I’ve been doing a series of posts on my interactions with Malaysian bureaucracy relating to my visa (how I first applied, how I got permission to work, and how I renewed those). However my first real encounter was when I had to register my marriage to a Malaysian after our wedding in Singapore. This was a non-Muslim wedding; other, possibly more stringent, rules apply to Muslim wedding registration.

At the time, my wife was a Singapore permanent resident on employment pass, which meant that the process for marrying in Singapore was a lot simpler than it would have been in either the UK or Malaysia. Doing so meant that we had to register with the Malaysian authorities within six months (the UK doesn’t require you to register overseas marriages any more).

Singapore marriage certificate

This can be done either at the Malaysian High Commission/ Embassy/Representative Office in your host country, or at an office of the Jabatan Pendaftaran Negara (JPN = National Registration Department). My understanding is two Malaysians who marry overseas can do this at their local JPN office as determined by their identity card (I/C), but as a foreigner I had to go to the head office in Putrajaya.

Please note that this ‘re-registration’ must take place within six months of the wedding date (potential fine of RM100 for first year, then extra RM50 for each year after that); however the clock is reset if the couple enter Malaysia. It’s not clear if you can reset repeatedly; we actually went to register on the house move between Singapore and KL!

Both of you have to go in person. As expected, there is a long list of documents and copies that you need to take with you.

The main application form is JPNKC06. This has sections for personal details of husband and wife, the wedding information, and a declaration that the marriage is legal; there is another section to record any other current marriages for those whose religion/ethics allow them. This requires passport photos; the Putrajaya office has a photographer and copy shop on the ground floor.

This form must be stamped by a registered interpreter of the language the foreigner speaks (even though I could read enough Malay, and my wife could translate for me if needed; actually I think this is an excellent safeguard, if inconvenient for those who are from a less commonly translated country). It must also be stamped by a Commissioner of Oaths.

The form is available at https://www.jpn.gov.my/wp-content/uploads/JPNKC06.pdf – note we were told we needed an original, but actually ended up being given a photocopy.

I/C of Malaysian spouse, plus a photocopy. We didn’t need this to be a certified true copy (CTC) this time.

A very blurry wedding day photo to break up the text

Passport of Malaysian spouse plus photocopies of personal details page and stamps/visa for country where married if applicable. Also not CTC.

Passport of foreign spouse plus photocopies of personal details, latest arrival in Malaysia and stamps/visa covering time and place of marriage. In practice they asked for every non-blank page.

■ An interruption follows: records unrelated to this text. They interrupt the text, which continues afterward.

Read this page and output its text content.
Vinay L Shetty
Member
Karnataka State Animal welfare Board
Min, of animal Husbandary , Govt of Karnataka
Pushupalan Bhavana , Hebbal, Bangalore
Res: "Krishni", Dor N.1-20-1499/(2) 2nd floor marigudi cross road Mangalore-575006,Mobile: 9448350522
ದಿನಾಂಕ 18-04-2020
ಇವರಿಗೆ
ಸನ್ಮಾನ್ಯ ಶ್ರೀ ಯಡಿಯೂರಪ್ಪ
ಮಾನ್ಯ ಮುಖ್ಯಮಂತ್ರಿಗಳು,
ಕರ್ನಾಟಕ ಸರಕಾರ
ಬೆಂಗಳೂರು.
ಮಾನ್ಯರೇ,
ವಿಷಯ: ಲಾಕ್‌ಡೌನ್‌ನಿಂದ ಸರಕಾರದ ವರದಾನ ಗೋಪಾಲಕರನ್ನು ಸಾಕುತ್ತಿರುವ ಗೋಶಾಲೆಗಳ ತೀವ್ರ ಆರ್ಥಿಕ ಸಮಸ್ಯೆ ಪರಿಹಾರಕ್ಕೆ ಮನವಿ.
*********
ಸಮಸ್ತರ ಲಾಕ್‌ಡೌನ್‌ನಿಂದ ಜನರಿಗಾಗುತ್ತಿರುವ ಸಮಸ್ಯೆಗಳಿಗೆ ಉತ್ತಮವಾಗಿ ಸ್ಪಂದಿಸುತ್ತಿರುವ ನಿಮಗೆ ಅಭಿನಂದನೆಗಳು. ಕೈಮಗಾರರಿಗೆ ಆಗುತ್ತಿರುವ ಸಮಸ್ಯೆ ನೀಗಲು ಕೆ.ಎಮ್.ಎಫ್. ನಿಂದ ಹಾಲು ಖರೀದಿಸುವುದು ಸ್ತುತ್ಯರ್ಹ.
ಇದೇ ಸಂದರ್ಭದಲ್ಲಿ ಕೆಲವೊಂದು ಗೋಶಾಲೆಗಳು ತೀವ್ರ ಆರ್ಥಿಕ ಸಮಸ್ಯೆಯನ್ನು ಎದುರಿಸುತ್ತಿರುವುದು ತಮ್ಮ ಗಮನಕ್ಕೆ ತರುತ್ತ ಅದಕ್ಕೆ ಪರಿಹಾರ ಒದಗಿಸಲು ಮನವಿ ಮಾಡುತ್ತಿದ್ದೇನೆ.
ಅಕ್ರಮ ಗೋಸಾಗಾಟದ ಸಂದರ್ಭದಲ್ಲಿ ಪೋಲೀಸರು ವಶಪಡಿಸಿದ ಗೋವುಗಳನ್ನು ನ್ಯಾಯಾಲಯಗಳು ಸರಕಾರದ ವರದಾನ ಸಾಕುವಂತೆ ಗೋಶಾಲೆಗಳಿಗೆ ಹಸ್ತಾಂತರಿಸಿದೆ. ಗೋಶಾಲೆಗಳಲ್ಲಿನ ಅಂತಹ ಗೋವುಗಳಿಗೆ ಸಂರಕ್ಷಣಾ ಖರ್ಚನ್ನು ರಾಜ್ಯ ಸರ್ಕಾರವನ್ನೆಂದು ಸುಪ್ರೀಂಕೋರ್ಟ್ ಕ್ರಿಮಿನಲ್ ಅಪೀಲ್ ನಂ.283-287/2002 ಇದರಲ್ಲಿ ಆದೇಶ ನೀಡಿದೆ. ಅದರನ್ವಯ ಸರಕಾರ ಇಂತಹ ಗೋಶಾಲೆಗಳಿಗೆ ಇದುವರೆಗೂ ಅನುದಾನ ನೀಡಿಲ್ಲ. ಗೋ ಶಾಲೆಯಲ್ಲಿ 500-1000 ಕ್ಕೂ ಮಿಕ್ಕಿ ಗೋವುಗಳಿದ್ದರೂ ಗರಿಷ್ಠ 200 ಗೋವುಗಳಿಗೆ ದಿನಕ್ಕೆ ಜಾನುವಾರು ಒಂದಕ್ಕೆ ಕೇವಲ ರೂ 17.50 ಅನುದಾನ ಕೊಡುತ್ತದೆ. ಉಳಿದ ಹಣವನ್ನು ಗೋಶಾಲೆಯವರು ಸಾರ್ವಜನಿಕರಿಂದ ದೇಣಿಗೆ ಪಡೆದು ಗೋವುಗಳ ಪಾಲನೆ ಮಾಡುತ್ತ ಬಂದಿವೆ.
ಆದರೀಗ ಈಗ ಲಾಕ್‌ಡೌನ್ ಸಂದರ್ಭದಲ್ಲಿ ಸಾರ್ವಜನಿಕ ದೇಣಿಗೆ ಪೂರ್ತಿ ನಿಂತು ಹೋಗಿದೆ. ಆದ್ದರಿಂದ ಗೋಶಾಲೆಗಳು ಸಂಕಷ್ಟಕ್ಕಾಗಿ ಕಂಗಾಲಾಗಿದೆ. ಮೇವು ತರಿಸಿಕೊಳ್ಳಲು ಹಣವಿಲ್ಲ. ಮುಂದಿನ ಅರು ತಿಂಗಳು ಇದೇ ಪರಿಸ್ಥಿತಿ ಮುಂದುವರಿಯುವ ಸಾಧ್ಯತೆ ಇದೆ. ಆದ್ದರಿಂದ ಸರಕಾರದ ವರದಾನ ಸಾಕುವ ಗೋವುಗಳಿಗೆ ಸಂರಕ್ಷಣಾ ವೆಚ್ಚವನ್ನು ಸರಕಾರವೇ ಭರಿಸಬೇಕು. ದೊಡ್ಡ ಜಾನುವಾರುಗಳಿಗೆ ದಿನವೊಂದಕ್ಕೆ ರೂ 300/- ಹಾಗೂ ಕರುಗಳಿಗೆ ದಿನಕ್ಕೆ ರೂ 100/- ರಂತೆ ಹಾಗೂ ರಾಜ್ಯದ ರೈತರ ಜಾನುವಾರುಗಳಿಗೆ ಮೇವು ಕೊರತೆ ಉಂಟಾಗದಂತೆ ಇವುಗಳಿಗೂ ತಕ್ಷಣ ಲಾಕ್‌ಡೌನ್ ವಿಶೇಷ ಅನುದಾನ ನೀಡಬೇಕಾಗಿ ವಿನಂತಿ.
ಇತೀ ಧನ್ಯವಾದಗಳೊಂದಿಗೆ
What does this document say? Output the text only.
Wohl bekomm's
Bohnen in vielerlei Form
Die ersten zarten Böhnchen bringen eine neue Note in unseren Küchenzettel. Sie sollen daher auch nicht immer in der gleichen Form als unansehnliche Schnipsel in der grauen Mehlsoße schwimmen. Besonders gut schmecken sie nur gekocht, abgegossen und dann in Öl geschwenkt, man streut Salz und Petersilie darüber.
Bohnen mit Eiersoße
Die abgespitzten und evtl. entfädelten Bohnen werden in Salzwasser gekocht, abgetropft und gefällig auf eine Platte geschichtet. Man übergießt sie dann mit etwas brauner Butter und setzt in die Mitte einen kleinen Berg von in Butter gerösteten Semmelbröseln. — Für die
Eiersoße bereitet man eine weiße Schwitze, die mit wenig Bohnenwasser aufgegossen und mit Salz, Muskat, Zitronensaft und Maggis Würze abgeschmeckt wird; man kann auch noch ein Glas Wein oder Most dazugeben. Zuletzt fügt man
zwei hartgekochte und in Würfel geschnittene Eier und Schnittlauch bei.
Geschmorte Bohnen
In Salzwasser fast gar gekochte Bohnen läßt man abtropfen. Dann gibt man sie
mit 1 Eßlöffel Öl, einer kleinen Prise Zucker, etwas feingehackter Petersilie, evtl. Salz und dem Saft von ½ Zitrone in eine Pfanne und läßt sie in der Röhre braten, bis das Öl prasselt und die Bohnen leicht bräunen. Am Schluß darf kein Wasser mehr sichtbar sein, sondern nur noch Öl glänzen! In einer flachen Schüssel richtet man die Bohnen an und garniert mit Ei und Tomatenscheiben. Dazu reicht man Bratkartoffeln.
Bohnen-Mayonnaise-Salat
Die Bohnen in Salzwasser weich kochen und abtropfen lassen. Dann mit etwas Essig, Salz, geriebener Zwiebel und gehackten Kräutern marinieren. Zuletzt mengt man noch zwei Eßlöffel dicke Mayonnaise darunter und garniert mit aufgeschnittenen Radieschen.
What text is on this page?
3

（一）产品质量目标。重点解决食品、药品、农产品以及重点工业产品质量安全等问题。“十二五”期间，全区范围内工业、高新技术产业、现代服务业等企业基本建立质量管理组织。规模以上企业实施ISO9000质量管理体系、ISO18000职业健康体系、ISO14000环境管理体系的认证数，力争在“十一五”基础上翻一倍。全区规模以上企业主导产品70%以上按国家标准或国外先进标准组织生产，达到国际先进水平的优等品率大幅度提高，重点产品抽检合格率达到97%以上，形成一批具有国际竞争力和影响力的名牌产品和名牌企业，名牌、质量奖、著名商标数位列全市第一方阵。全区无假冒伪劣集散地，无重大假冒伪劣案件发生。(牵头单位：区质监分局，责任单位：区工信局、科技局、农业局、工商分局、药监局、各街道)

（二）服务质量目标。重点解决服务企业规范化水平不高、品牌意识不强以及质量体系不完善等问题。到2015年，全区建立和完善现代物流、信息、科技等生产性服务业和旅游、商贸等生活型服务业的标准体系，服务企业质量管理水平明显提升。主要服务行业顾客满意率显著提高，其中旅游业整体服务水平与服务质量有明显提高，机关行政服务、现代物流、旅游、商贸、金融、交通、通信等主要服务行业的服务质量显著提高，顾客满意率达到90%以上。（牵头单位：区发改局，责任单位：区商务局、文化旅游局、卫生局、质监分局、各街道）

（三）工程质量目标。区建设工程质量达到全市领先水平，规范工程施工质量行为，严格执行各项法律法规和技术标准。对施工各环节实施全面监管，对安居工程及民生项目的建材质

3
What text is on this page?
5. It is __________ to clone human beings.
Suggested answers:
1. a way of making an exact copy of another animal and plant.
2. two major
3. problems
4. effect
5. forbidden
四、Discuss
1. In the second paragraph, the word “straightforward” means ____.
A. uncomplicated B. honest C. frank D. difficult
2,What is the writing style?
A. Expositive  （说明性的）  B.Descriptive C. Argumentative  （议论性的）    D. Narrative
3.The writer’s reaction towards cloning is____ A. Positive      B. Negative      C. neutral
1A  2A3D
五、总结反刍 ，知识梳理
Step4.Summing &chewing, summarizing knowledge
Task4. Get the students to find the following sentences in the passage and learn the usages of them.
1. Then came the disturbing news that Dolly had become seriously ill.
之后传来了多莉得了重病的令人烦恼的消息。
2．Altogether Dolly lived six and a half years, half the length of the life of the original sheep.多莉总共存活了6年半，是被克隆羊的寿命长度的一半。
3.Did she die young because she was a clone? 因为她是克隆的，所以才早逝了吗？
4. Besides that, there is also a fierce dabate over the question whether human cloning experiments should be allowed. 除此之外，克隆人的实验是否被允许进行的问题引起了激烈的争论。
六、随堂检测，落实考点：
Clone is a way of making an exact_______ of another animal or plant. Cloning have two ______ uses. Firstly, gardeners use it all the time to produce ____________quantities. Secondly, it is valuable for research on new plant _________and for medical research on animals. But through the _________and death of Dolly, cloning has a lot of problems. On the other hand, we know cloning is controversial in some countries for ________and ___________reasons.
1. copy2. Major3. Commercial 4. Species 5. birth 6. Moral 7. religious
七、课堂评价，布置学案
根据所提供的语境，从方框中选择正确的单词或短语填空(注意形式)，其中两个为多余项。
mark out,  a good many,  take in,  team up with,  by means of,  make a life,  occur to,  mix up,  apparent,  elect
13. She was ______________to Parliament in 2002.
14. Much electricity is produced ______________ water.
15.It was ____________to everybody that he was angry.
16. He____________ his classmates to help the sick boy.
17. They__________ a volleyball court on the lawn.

Any identity documents needed in the country of marriage. For us this was my wife’s employment pass.

Foreign marriage certificate and a copy. Our copy didn’t need to be CTC, but some certificates do need either the Malaysian High Commission/Embassy in the country it’s from, or the country’s HC/Embassy in Malaysia to CTC and recertification by the Foreign Ministry at Wisma Putra (in Putrajaya). These countries include India, Indonesia, Nigeria, Philippines, Sri Lanka, and Thailand, but the desk officer can ask for CTC from any country if they want. The Commissioner of Oaths we had stamp the form told us that Burmese/Myanma, Vietnamese and Chinese applicants are routinely asked for CTC, but I don’t know if that is the case.

Birth certificate of non-Malaysian and copy. We were actually asked for my wife’s as well, and they wanted it in the new format, so she had to go upstairs to get a new one. I think that cost RM10.

Decree nisi or death certificate of previous spouse if applicable.

Application fee of RM20.

We were also told we might need some wedding photos or other evidence that the wedding had happened, such as invitations, dinner invitations or invoices. We had our receipts from the wedding and informal evening meal, plus an invoice for deposit on our Chinese celebration, but in the end we didn’t need them.

It took us about an hour to complete the forms, get the photos, copies and stamps needed, and get things tidy for submission. After we handed in the forms, we went away for an hour to get some food. On our return we still had about a half hour wait until we were seen by the registrar. He went over everything quickly, gave us three official copies of the Malaysian marriage certificate to sign (one for the records and one each – also quite progressive), and that was it. We also bought some JPN-branded heavy duty document wallets at the same time at RM4 each – nice little sideline!

Malaysian marriage certificate

In total then it took a bit longer than three hours to sort everything out. Not too bad – if significantly longer than the combined total of all the work necessary in Singapore. This happened a bit longer ago, so I’m not sure if I will be able to answer questions, but I’m certainly willing to try.